One of Braza’s favorite deals was litigated in a steaming hot Texas federal courthouse in the middle of summer-with the courtroom overflowing not just with the usual crowd of lawyers and litigators, but with sports fans and their families dressed in team-boosting T-shirts and regalia and toting picnic baskets and drink coolers.
The case involved the purchase of the Texas Rangers baseball team, and Braza has presented on it in Law School Professor Charles Whitehead’s deals class.
“One of the leads in our ownership group was Baseball Hall of Fame pitcher Nolan Ryan, who was president of the club at the time,” she says. “It started with a very reluctant seller, who had leveraged a lot of the assets that he owned in sports and could not repay the debts. He was being forced by his lenders to sell those assets.”
The ownership group won a competitive bidding process. “But the price we’d negotiated wasn’t going to take out all of the seller’s debt, and the lenders weren’t happy about that,” she says. “We changed the terms to accommodate their requests, but we were still unable to reach a deal. So the team was put into bankruptcy and sold that way. We were the ‘stalking horse,’ the preferred bidder. Any other bidders would have to better our deal. It was a risk, but we thought we had negotiated a good deal- and obtained financing by then-and that it was unlikely somebody would beat our terms.”
The lenders argued that because they had liens on the companies that owned the team, the sale could not take place without their permission. The issue in bankruptcy court was to what extent they could hold up the sale, Braza explains.
“The auction started at 8:00 a.m. and went back and forth until 1:00 in the morning, but ultimately our group won,” she says. “When it was announced, the whole courtroom stood up and cheered. People threw their hats in the air, and it was a lot like having a walk-off home run.”

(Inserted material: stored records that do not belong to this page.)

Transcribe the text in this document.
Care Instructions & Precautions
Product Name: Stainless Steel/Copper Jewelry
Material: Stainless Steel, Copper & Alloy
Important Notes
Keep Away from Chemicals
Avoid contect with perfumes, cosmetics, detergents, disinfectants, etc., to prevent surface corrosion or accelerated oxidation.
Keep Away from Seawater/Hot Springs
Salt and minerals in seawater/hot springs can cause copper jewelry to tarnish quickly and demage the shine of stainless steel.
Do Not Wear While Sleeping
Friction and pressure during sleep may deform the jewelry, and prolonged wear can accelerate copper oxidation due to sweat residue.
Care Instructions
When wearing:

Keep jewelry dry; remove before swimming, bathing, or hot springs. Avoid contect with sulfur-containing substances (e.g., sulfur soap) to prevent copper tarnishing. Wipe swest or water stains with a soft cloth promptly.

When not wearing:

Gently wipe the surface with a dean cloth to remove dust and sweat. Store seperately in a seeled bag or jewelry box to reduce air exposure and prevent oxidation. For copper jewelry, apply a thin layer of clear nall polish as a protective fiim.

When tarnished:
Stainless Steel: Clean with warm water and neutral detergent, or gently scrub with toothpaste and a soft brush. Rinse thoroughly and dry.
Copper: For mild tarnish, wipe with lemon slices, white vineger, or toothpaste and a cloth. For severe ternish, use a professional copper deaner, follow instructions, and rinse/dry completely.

Immediately after the sale, the team went to the World Series for the first time ever, and Braza and her family got to go. “It’s one of the benefits of doing this work,” she says. “You feel like you’re part of their team.”

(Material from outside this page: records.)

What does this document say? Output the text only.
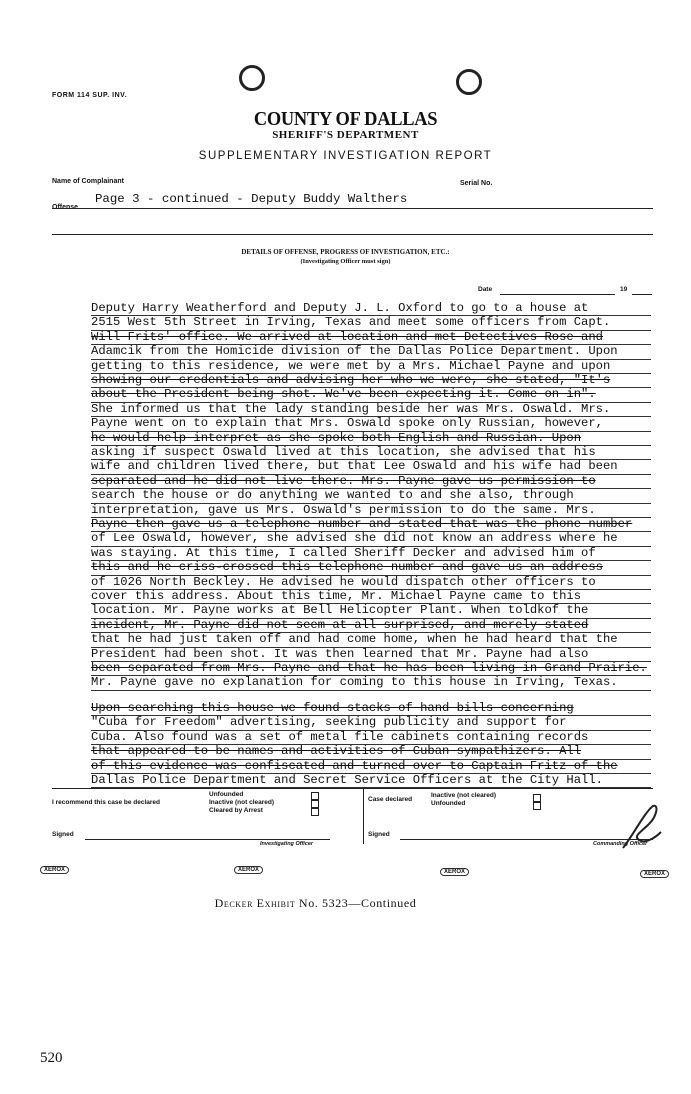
FORM 114 SUP. INV.
COUNTY OF DALLAS
SHERIFF'S DEPARTMENT
SUPPLEMENTARY INVESTIGATION REPORT
Name of Complainant	Serial No.
Offense
Page 3 - continued - Deputy Buddy Walthers
DETAILS OF OFFENSE, PROGRESS OF INVESTIGATION, ETC.:
(Investigating Officer must sign)
Date	19
Deputy Harry Weatherford and Deputy J. L. Oxford to go to a house at
2515 West 5th Street in Irving, Texas and meet some officers from Capt.
Will Frits' office. We arrived at location and met Detectives Rose and
Adamcik from the Homicide division of the Dallas Police Department. Upon
getting to this residence, we were met by a Mrs. Michael Payne and upon
showing our credentials and advising her who we were, she stated, "It's
about the President being shot. We've been expecting it. Come on in".
She informed us that the lady standing beside her was Mrs. Oswald. Mrs.
Payne went on to explain that Mrs. Oswald spoke only Russian, however,
he would help interpret as she spoke both English and Russian. Upon
asking if suspect Oswald lived at this location, she advised that his
wife and children lived there, but that Lee Oswald and his wife had been
separated and he did not live there. Mrs. Payne gave us permission to
search the house or do anything we wanted to and she also, through
interpretation, gave us Mrs. Oswald's permission to do the same. Mrs.
Payne then gave us a telephone number and stated that was the phone number
of Lee Oswald, however, she advised she did not know an address where he
was staying. At this time, I called Sheriff Decker and advised him of
this and he criss-crossed this telephone number and gave us an address
of 1026 North Beckley. He advised he would dispatch other officers to
cover this address. About this time, Mr. Michael Payne came to this
location. Mr. Payne works at Bell Helicopter Plant. When toldkof the
incident, Mr. Payne did not seem at all surprised, and merely stated
that he had just taken off and had come home, when he had heard that the
President had been shot. It was then learned that Mr. Payne had also
been separated from Mrs. Payne and that he has been living in Grand Prairie.
Mr. Payne gave no explanation for coming to this house in Irving, Texas.
Upon searching this house we found stacks of hand bills concerning
"Cuba for Freedom" advertising, seeking publicity and support for
Cuba. Also found was a set of metal file cabinets containing records
that appeared to be names and activities of Cuban sympathizers. All
of this evidence was confiscated and turned over to Captain Fritz of the
Dallas Police Department and Secret Service Officers at the City Hall.
I recommend this case be declared
Unfounded
Inactive (not cleared)
Cleared by Arrest
Case declared
Inactive (not cleared)
Unfounded
Signed	Signed
Investigating Officer	Commanding Officer
XEROX	XEROX	XEROX	XEROX
Decker Exhibit No. 5323—Continued
520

“Mary Kay was an excellent presenter,” says Whitehead, “making it clear to students that many of the issues and tools that arise in complex deal structuring apply across industries and transactions. The students were engaged, not simply because the deal was fascinating, but also because of the insight she brought to deals in general.”
“I have had the pleasure of working alongside Mary Kay for over thirty-five years,” says Bob DuPuy ’73, a partner at Foley. “From the start, she was extraordinarily strategic and analytic, which made her a wonderful problem solver. In addition to being a brilliant advocate, she had the rare ability to disagree without being disagreeable.”
He recounts a New York bankruptcy case Braza worked on as a senior associate, involving the Allis-Chalmers Company, an industrial machinery manufacturer. The bankruptcy judge was well known for taking lawyers to task for the positions they took in court. “She presented the firm’s position, which prevailed in a ruling from the bench,” he says. “On her way out, the judge told the assembled lawyers he hoped they’d paid attention because that was the way a motion should be presented,” says DuPuy.
Of her Cornell experience, Braza says: “I liked the challenge of it and the small size of the classes.” Her favorite course: Professor Faust Rossi’s Trial Techniques, but “I really participated in almost everything the school had to offer, from the Cornell International Law Journal to Moot Court.”
She also met her husband at Cornell. James Braza ’81 is a lawyer in commercial litigation and construction law at Davis & Kuelthau in Milwaukee. The couple has two daughters, Laura, a New York City theater director, and Carolyn, a digital analytics manager at iHeartRadio. All are ardent Milwaukee Brewers and Green Bay Packers fans.